Jun 3 2007
According to Canadian researchers children could inherit genetic damage from a father who smokes.
They say men who smoke risk damaging their sperm and that damage is passed on in the genes of his children.
The researchers with Health Canada conducted a study in mice and found that cigarette smoke caused changes in the DNA of their sperm cells; the researchers say such mutations, called germline mutations, are known to be permanent.
Dr. Carole Yauk, a research scientist in the Mutagenesis Section of Canada's Environmental and Occupational Toxicology Division, says if inherited, these mutations persist as irreversible changes in the genetic composition of offspring.
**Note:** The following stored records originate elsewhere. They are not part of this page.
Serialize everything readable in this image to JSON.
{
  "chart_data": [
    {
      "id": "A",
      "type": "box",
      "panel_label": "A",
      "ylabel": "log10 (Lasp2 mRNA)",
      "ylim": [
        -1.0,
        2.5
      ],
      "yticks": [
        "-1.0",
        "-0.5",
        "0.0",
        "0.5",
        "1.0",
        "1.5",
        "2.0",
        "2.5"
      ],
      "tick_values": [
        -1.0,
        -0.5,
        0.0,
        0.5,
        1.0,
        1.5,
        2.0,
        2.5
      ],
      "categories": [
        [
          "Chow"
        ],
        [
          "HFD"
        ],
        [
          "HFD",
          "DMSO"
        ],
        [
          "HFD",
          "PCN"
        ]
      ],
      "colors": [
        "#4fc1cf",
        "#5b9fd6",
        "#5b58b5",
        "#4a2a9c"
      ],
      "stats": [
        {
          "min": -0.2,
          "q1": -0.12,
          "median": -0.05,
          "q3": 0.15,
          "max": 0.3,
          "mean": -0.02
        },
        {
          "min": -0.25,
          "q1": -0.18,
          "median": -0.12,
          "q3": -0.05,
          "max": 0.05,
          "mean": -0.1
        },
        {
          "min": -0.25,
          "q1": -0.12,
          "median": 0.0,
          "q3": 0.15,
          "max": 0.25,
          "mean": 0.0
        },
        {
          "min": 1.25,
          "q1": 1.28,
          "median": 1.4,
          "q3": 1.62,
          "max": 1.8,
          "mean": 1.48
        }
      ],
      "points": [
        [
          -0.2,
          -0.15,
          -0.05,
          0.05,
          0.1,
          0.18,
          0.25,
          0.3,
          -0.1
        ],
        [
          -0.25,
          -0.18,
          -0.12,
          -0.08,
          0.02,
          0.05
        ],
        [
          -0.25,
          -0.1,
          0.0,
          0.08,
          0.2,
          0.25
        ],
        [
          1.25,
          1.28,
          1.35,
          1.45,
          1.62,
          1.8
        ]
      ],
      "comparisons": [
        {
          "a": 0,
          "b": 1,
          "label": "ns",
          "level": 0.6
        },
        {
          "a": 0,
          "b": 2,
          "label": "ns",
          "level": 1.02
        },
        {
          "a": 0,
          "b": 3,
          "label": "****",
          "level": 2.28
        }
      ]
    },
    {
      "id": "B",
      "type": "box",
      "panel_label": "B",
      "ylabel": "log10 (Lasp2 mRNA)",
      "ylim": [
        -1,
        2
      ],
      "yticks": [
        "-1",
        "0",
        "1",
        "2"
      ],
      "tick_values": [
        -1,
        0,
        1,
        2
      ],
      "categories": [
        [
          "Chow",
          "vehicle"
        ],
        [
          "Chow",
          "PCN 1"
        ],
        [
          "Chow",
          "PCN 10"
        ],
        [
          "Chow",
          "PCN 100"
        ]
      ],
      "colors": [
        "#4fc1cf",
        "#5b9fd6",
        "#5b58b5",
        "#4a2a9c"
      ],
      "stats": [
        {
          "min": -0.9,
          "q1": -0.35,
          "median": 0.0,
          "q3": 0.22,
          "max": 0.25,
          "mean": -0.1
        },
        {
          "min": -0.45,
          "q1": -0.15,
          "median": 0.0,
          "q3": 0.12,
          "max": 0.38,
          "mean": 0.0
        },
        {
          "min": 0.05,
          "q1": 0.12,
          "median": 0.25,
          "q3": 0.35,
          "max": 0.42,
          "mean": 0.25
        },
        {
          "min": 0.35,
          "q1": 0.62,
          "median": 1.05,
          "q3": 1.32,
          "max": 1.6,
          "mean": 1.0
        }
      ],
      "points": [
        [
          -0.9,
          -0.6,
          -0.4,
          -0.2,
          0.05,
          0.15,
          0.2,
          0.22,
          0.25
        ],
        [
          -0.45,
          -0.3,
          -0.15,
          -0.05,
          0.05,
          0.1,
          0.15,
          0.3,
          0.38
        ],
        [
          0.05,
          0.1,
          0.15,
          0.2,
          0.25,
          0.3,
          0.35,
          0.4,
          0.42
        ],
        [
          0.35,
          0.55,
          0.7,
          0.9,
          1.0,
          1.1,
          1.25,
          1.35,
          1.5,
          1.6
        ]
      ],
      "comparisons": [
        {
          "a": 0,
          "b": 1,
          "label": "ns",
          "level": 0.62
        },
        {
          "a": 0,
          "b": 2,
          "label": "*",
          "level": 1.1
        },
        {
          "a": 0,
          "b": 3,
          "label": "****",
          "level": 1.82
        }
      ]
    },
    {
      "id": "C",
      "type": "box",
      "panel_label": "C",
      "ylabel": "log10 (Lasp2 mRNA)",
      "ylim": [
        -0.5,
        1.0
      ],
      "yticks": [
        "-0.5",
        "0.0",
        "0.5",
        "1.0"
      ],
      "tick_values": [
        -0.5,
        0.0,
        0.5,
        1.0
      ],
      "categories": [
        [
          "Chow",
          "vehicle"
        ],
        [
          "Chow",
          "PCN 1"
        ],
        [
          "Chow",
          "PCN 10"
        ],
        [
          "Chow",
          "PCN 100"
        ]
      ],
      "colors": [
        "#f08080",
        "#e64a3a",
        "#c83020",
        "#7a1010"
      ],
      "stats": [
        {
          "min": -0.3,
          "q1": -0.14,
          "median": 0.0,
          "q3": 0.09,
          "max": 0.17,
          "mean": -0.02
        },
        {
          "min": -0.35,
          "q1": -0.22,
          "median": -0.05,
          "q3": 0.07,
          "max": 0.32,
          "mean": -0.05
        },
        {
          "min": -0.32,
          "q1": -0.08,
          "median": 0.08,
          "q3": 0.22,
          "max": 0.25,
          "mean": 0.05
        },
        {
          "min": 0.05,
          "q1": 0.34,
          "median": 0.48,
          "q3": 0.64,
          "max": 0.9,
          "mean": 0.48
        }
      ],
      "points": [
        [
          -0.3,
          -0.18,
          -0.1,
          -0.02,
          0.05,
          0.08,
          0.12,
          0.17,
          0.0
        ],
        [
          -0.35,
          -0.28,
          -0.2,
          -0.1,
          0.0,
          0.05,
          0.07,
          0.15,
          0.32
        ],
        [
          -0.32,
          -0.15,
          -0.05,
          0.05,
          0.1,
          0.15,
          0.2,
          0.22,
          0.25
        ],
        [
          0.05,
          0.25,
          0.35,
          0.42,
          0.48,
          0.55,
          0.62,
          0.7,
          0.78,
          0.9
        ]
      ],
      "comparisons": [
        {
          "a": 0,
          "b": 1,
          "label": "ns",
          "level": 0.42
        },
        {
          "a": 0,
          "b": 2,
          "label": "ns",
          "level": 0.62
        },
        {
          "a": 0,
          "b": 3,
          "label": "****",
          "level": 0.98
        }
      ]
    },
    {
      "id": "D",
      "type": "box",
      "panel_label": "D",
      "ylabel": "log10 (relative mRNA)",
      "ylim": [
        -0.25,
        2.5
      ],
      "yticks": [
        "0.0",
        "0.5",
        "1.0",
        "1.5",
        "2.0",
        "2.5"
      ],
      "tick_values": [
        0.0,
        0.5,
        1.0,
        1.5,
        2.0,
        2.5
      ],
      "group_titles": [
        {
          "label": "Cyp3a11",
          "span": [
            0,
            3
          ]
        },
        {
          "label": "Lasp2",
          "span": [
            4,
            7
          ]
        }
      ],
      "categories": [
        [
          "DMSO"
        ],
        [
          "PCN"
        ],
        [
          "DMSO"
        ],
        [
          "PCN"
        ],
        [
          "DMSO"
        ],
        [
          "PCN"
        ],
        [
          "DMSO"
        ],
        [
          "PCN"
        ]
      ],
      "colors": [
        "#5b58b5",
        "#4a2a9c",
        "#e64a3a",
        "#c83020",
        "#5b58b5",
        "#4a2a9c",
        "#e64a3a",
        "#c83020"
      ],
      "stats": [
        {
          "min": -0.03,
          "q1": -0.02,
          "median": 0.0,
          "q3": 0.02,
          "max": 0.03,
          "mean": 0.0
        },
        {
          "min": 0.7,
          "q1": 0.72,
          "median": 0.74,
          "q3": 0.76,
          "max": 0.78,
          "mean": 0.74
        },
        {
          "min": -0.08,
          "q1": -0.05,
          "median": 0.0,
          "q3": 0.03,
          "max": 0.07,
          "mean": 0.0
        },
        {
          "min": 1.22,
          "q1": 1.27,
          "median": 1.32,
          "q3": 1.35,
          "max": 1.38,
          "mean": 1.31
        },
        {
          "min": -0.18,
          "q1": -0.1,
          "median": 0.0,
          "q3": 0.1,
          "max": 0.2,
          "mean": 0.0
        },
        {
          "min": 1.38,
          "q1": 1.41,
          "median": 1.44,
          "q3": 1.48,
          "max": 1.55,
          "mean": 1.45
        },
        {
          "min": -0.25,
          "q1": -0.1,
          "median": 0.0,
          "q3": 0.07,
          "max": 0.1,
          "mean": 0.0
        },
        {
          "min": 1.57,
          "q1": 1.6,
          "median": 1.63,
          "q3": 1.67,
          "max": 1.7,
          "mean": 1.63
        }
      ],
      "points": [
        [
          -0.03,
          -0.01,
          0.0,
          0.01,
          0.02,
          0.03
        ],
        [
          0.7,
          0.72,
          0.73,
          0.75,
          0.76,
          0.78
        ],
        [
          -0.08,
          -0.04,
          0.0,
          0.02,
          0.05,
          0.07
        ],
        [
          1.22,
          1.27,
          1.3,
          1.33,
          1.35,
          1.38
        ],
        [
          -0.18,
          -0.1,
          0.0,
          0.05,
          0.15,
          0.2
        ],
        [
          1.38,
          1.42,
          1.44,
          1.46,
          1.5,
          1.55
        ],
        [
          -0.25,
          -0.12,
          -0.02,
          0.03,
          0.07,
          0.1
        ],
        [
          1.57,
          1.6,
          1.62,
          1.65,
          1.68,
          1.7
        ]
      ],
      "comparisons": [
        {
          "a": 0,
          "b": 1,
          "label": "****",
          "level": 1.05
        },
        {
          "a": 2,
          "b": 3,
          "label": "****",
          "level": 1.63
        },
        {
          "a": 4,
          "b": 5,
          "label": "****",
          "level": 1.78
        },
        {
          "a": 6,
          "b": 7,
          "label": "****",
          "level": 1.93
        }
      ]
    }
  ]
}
Dr. Yauk, who led the study, points out it is now common knowledge that mothers who smoke can harm their fetuses, and this study produces evidence that fathers can potentially damage offspring long before they even meet their future partners.
For the study Yauk and her colleagues at McMaster University, studied the stem cells that produce sperm in mice exposed to cigarette smoke for either six or 12 weeks.
Males, whether mouse or man, generate a constant supply of new sperm from self-renewing spermatogonial stem cells.
Yauk and her colleagues found that the rate of Ms6-hm mutations in the smoking mice were 1.4 times higher than that of non-smoking mice at six weeks, and 1.7 times that of non-smoking mice at 12 weeks.
The researchers say this suggests that damage is related to the duration of exposure, so the longer you smoke the more mutations accumulate and the more likely a potential effect may arise in the offspring.
The team now plan to study how altered DNA manifests itself in the children and grandchildren of male mice that are exposed to firsthand smoke.
They also plan to study the effects of secondhand smoke on male mice as well the possibility that the eggs of females are also affected by smoke.
The results of their study are published in the current issue of Cancer Research; the research was funded by the Canadian Regulatory System for Biotechnology and the Canadian Institutes of Health Research.